Free Kitten Inherit

[Ecstatic Peace; 2008]

Rating: 3/5

Styles: experimental rock
Others: Anything in the Sonic Youth camp

Free Kitten, the collaborative effort of Kim Gordon (Sonic Youth), Julie Cafritz (Pussy Galore, STP), and Yoshimi (Boredoms), began around the time Sonic Youth's Goo came out in 1992. Within five years, Free Kitten released three albums but then took a Portishead-like hiatus. And now in 2008, the trio returns with Inherit, a distinctly stronger endeavor than their 1997 album, Sentimental Education.
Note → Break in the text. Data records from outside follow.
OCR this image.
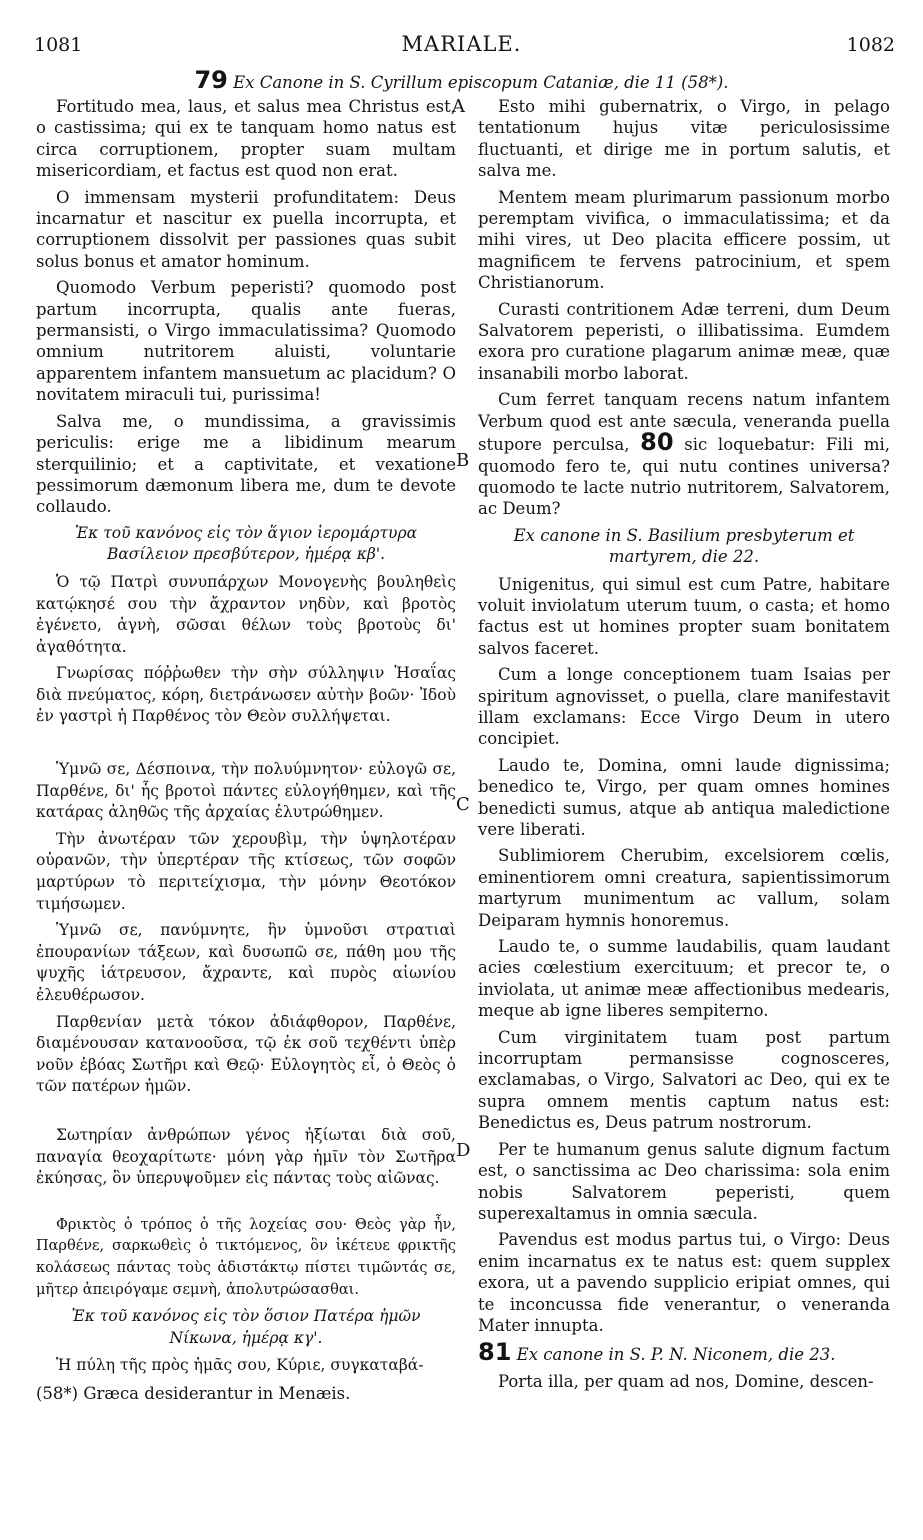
1081	MARIALE.	1082
79 Ex Canone in S. Cyrillum episcopum Cataniæ, die 11 (58*).
A
B
C
D

Fortitudo mea, laus, et salus mea Christus est, o castissima; qui ex te tanquam homo natus est circa corruptionem, propter suam multam misericordiam, et factus est quod non erat.

O immensam mysterii profunditatem: Deus incarnatur et nascitur ex puella incorrupta, et corruptionem dissolvit per passiones quas subit solus bonus et amator hominum.

Quomodo Verbum peperisti? quomodo post partum incorrupta, qualis ante fueras, permansisti, o Virgo immaculatissima? Quomodo omnium nutritorem aluisti, voluntarie apparentem infantem mansuetum ac placidum? O novitatem miraculi tui, purissima!

Salva me, o mundissima, a gravissimis periculis: erige me a libidinum mearum sterquilinio; et a captivitate, et vexatione pessimorum dæmonum libera me, dum te devote collaudo.

Ἐκ τοῦ κανόνος εἰς τὸν ἅγιον ἱερομάρτυρα Βασίλειον πρεσβύτερον, ἡμέρᾳ κβ'.

Ὁ τῷ Πατρὶ συνυπάρχων Μονογενὴς βουληθεὶς κατῴκησέ σου τὴν ἄχραντον νηδὺν, καὶ βροτὸς ἐγένετο, ἁγνὴ, σῶσαι θέλων τοὺς βροτοὺς δι' ἀγαθότητα.

Γνωρίσας πόῤῥωθεν τὴν σὴν σύλληψιν Ἡσαΐας διὰ πνεύματος, κόρη, διετράνωσεν αὐτὴν βοῶν· Ἰδοὺ ἐν γαστρὶ ἡ Παρθένος τὸν Θεὸν συλλήψεται.

Ὑμνῶ σε, Δέσποινα, τὴν πολυύμνητον· εὐλογῶ σε, Παρθένε, δι' ἧς βροτοὶ πάντες εὐλογήθημεν, καὶ τῆς κατάρας ἀληθῶς τῆς ἀρχαίας ἐλυτρώθημεν.

Τὴν ἀνωτέραν τῶν χερουβὶμ, τὴν ὑψηλοτέραν οὐρανῶν, τὴν ὑπερτέραν τῆς κτίσεως, τῶν σοφῶν μαρτύρων τὸ περιτείχισμα, τὴν μόνην Θεοτόκον τιμήσωμεν.

Ὑμνῶ σε, πανύμνητε, ἣν ὑμνοῦσι στρατιαὶ ἐπουρανίων τάξεων, καὶ δυσωπῶ σε, πάθη μου τῆς ψυχῆς ἰάτρευσον, ἄχραντε, καὶ πυρὸς αἰωνίου ἐλευθέρωσον.

Παρθενίαν μετὰ τόκον ἀδιάφθορον, Παρθένε, διαμένουσαν κατανοοῦσα, τῷ ἐκ σοῦ τεχθέντι ὑπὲρ νοῦν ἐβόας Σωτῆρι καὶ Θεῷ· Εὐλογητὸς εἶ, ὁ Θεὸς ὁ τῶν πατέρων ἡμῶν.

Σωτηρίαν ἀνθρώπων γένος ἠξίωται διὰ σοῦ, παναγία θεοχαρίτωτε· μόνη γὰρ ἡμῖν τὸν Σωτῆρα ἐκύησας, ὃν ὑπερυψοῦμεν εἰς πάντας τοὺς αἰῶνας.

Φρικτὸς ὁ τρόπος ὁ τῆς λοχείας σου· Θεὸς γὰρ ἦν, Παρθένε, σαρκωθεὶς ὁ τικτόμενος, ὃν ἱκέτευε φρικτῆς κολάσεως πάντας τοὺς ἀδιστάκτῳ πίστει τιμῶντάς σε, μῆτερ ἀπειρόγαμε σεμνὴ, ἀπολυτρώσασθαι.

Ἐκ τοῦ κανόνος εἰς τὸν ὅσιον Πατέρα ἡμῶν Νίκωνα, ἡμέρᾳ κγ'.

Ἡ πύλη τῆς πρὸς ἡμᾶς σου, Κύριε, συγκαταβά-

(58*) Græca desiderantur in Menæis.

Esto mihi gubernatrix, o Virgo, in pelago tentationum hujus vitæ periculosissime fluctuanti, et dirige me in portum salutis, et salva me.

Mentem meam plurimarum passionum morbo peremptam vivifica, o immaculatissima; et da mihi vires, ut Deo placita efficere possim, ut magnificem te fervens patrocinium, et spem Christianorum.

Curasti contritionem Adæ terreni, dum Deum Salvatorem peperisti, o illibatissima. Eumdem exora pro curatione plagarum animæ meæ, quæ insanabili morbo laborat.

Cum ferret tanquam recens natum infantem Verbum quod est ante sæcula, veneranda puella stupore perculsa, 80 sic loquebatur: Fili mi, quomodo fero te, qui nutu contines universa? quomodo te lacte nutrio nutritorem, Salvatorem, ac Deum?

Ex canone in S. Basilium presbyterum et martyrem, die 22.

Unigenitus, qui simul est cum Patre, habitare voluit inviolatum uterum tuum, o casta; et homo factus est ut homines propter suam bonitatem salvos faceret.

Cum a longe conceptionem tuam Isaias per spiritum agnovisset, o puella, clare manifestavit illam exclamans: Ecce Virgo Deum in utero concipiet.

Laudo te, Domina, omni laude dignissima; benedico te, Virgo, per quam omnes homines benedicti sumus, atque ab antiqua maledictione vere liberati.

Sublimiorem Cherubim, excelsiorem cœlis, eminentiorem omni creatura, sapientissimorum martyrum munimentum ac vallum, solam Deiparam hymnis honoremus.

Laudo te, o summe laudabilis, quam laudant acies cœlestium exercituum; et precor te, o inviolata, ut animæ meæ affectionibus medearis, meque ab igne liberes sempiterno.

Cum virginitatem tuam post partum incorruptam permansisse cognosceres, exclamabas, o Virgo, Salvatori ac Deo, qui ex te supra omnem mentis captum natus est: Benedictus es, Deus patrum nostrorum.

Per te humanum genus salute dignum factum est, o sanctissima ac Deo charissima: sola enim nobis Salvatorem peperisti, quem superexaltamus in omnia sæcula.

Pavendus est modus partus tui, o Virgo: Deus enim incarnatus ex te natus est: quem supplex exora, ut a pavendo supplicio eripiat omnes, qui te inconcussa fide venerantur, o veneranda Mater innupta.

81 Ex canone in S. P. N. Niconem, die 23.

Porta illa, per quam ad nos, Domine, descen-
Now, if you were to guess what Inherit sounds like, what would you say? Perhaps like Sonic Youth? Perhaps guitar-driven with some experimentation? Would you guess Kim Gordon is probably singing with her psychedelic, sometimes whispery voice again? If you answered yes to these questions, you'd be right. Predictably, Free Kitten is very similar to many side projects released by the Sonic Youth camp. We should of course expect these ladies to have indelible sonic personalities by now (think how easy it is to recognize the all-too-familiar “guitar sound” produced from Kim's Fender guitars), but collaborations of this stature shouldn't be relegated to "Sonic Youth side project" status.

Inherit begins with “Elected Girl,” the song most guilty of being a lost Sonic Youth track, so much so that people will probably be saying “here we go again.” There is really nothing new on this song that one couldn’t get from Sonic Youth’s last three albums. The good news, however, is that “Surf’s Up,” the next track, shifts slightly to a new direction with its nice wah-wah-washed guitar contribution from J. Mascis. Yes, we have to hear Gordon’s whispery voice again, but it's actually okay. This could be the best track on Inherit. A couple other great songs to note are actually the shortest: “Roughshod” and “Bananas.” Since J. Mascis also plays drums on “Bananas,” maybe he should have appeared on more tracks. His presence is the one thing that pushes this project where it needs to go.

Ultimately, Inherit is neither a great nor terrible album. Although it certainly sounds like it was a hell of a lotta fun to record, I don't think even die-hard fans will get overly excited about it. It’s good for a few listens, but so are thousands of other records that come out every year. Had Gordon, Cafritz, and Yoshimi opened up to new possibilities (different pedals, more instruments, new structures, etc.), perhaps Inherit could have gone somewhere surprising. Instead, they opted to stick with what they know and have left little to pique our imagination. There is certainly enough talent here, but coming up with an end product that separates itself from becoming labeled as “just another Sonic Youth side project” is not what happened.